Braced/Cradled Panels

Wood panel on left has not been sealed prior to applying gesso, exhibiting Support Induced Discoloration. Panel on right has a sealing layer prior to applying final gesso layer.

In order to give a panel extra support, bracing or “cradling” is often used. Today’s artists are fortunate in that manufactured panels are dimensionally stable enough to be cradled or braced. However, much more research must be done on this subject as more wood panels, many of which are imported, are exhibiting structural issues such as warping and bowing. These panels are typically made with thin 3 mm plywood and braced with solid wood strips. While aesthetically these panels are very appealing, there may be an inherent imbalance in the construction of these panels, especially larger ones. Thinner plywood tends to warp and when braced with a solid wood strip, there will be a tendency for any warp in the plywood to force a change in the solid wood strip and vice versa as the panel is exposed to humidity changes. As discussed earlier in this article, solid wood strips still have their original cell structure and are more susceptible to dimensional change as the relative humidity of the air changes. In Ampersand Art’s extensive experience manufacturing cradled panels, we have seen that bracing large panels with high quality plywood will give you the best protection against warping. Ampersand Art uses a 13-ply plywood for bracing their museum panels over solid wood strips due to the stability of the plywood. The dimensional stability of a 13 ply birch plywood provides a much more dimensionally stable strip of wood, which is less prone to warping. Additionally, do not nail or screw the cradle onto the panel, or you will affect the painting surface over time. With wood expansion and contraction, nails will come loose over time. Use professional grade wood glues to adhere the panel to the bracing system.

Sealing And Priming

With the exception of encaustic wax which acts as a sealer, all wood panels should be sealed with a good primer before painting artwork on them. Lignins and tannins that naturally exist in the wood can actually leach through the ground and affect a painting if a panel is not properly sealed and primed. The image (left) demonstrates how a panel without a sealer will yellow while a sealed panel will block the tannins from leaching through to the painting ground.
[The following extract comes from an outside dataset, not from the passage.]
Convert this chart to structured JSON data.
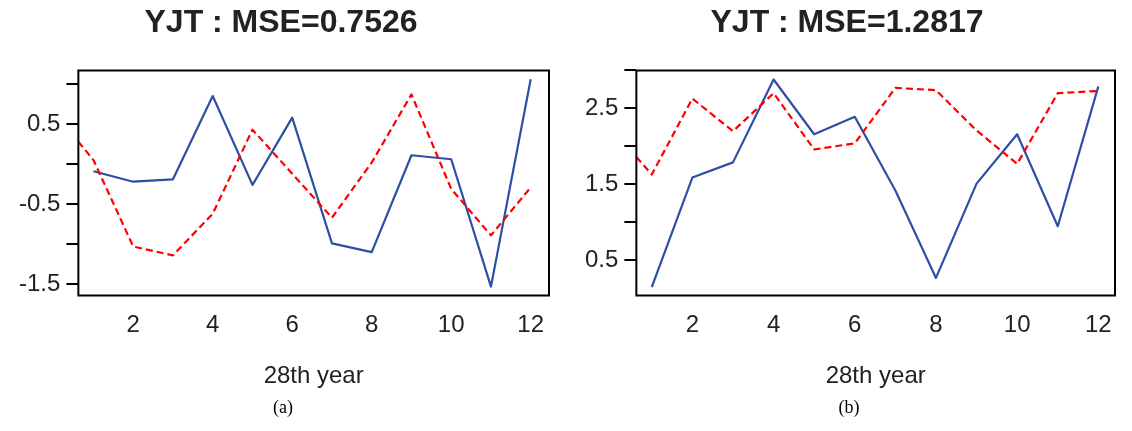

There are several recommended methods and resources to learn about sealing and priming a panel. The updated Painter’s Handbook by Mark Gottsegen is an excellent resource. Ampersand Art Supply also has a section on their website for sealing and priming unfinished panels. Ampersand recommends using GOLDEN GAC 100 to seal panels followed by several layers of gesso or an acrylic dispersion. Gamblin Oil Painting Ground can also be used to seal and finish a panel prior to painting with oils.
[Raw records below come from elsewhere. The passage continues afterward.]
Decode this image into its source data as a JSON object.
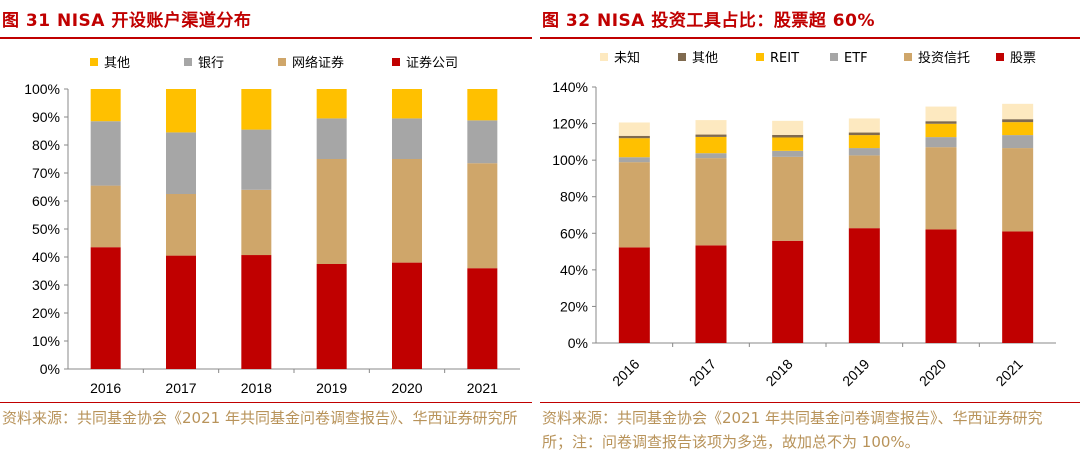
{
  "left": {
    "title": "图 31  NISA 开设账户渠道分布",
    "source": "资料来源：共同基金协会《2021 年共同基金问卷调查报告》、华西证券研究所",
    "chart_data": {
      "type": "bar",
      "stacked": true,
      "categories": [
        "2016",
        "2017",
        "2018",
        "2019",
        "2020",
        "2021"
      ],
      "ylim": [
        0,
        100
      ],
      "yticks": [
        "0%",
        "10%",
        "20%",
        "30%",
        "40%",
        "50%",
        "60%",
        "70%",
        "80%",
        "90%",
        "100%"
      ],
      "legend_position": "top",
      "series": [
        {
          "name": "证券公司",
          "color": "#c00000",
          "values": [
            43.5,
            40.5,
            40.7,
            37.5,
            38,
            36
          ]
        },
        {
          "name": "网络证券",
          "color": "#cfa66a",
          "values": [
            22,
            22,
            23.3,
            37.5,
            37,
            37.5
          ]
        },
        {
          "name": "银行",
          "color": "#a6a6a6",
          "values": [
            23,
            22,
            21.5,
            14.5,
            14.5,
            15.3
          ]
        },
        {
          "name": "其他",
          "color": "#ffc000",
          "values": [
            11.5,
            15.5,
            14.5,
            10.5,
            10.5,
            11.2
          ]
        }
      ]
    }
  },
  "right": {
    "title": "图 32  NISA 投资工具占比：股票超 60%",
    "source": "资料来源：共同基金协会《2021 年共同基金问卷调查报告》、华西证券研究所；注：问卷调查报告该项为多选，故加总不为 100%。",
    "chart_data": {
      "type": "bar",
      "stacked": true,
      "categories": [
        "2016",
        "2017",
        "2018",
        "2019",
        "2020",
        "2021"
      ],
      "ylim": [
        0,
        140
      ],
      "yticks": [
        "0%",
        "20%",
        "40%",
        "60%",
        "80%",
        "100%",
        "120%",
        "140%"
      ],
      "legend_position": "top",
      "series": [
        {
          "name": "股票",
          "color": "#c00000",
          "values": [
            52.3,
            53.4,
            55.9,
            62.8,
            62.1,
            61
          ]
        },
        {
          "name": "投资信托",
          "color": "#cfa66a",
          "values": [
            46.6,
            47.7,
            45.9,
            39.8,
            45,
            45.6
          ]
        },
        {
          "name": "ETF",
          "color": "#a6a6a6",
          "values": [
            2.7,
            2.7,
            3.3,
            4,
            5.5,
            7.1
          ]
        },
        {
          "name": "REIT",
          "color": "#ffc000",
          "values": [
            10.4,
            8.9,
            7.3,
            7.1,
            7.3,
            7.1
          ]
        },
        {
          "name": "其他",
          "color": "#7f6a4f",
          "values": [
            1.3,
            1.3,
            1.4,
            1.4,
            1.4,
            1.6
          ]
        },
        {
          "name": "未知",
          "color": "#fde9c0",
          "values": [
            7.3,
            7.9,
            7.7,
            7.7,
            8,
            8.4
          ]
        }
      ]
    }
  }
}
Prepared/Ready To Use Panels

While it is not the intent of this article to evaluate primed artist wood panels that are available to artists on the market, the information in this article can be used to evaluate the construction of the wood panel itself. Over the last 20 years Ampersand has developed a process for sealing wood, specifically hardboard for its museum series panels and high density boards used for its value series panels. Prior to coating the panels with the actual painting ground (i.e. Gessobord™, Claybord™ grounds), Ampersand primes the wood substrate in a two part process with a tannin blocking sealer/coating system specifically developed to eliminate support induced discoloration in an artwork. The first “fill coat” serves to seep into the top fibers of the hardboard to begin the first part of the sealing process. This fill coat is applied with a precision roll coater that ensures penetration of the coating into the fiber of the board and creates a good bond between the board and the sealer. The second coating completes the sealing process and provides a good adhesion layer for the different painting grounds that are applied to the sealer coat. Again, sealing wood is essential and should be a practice followed by artists preparing their own panels or any manufacturer creating prepared panels for artists to create their works of art.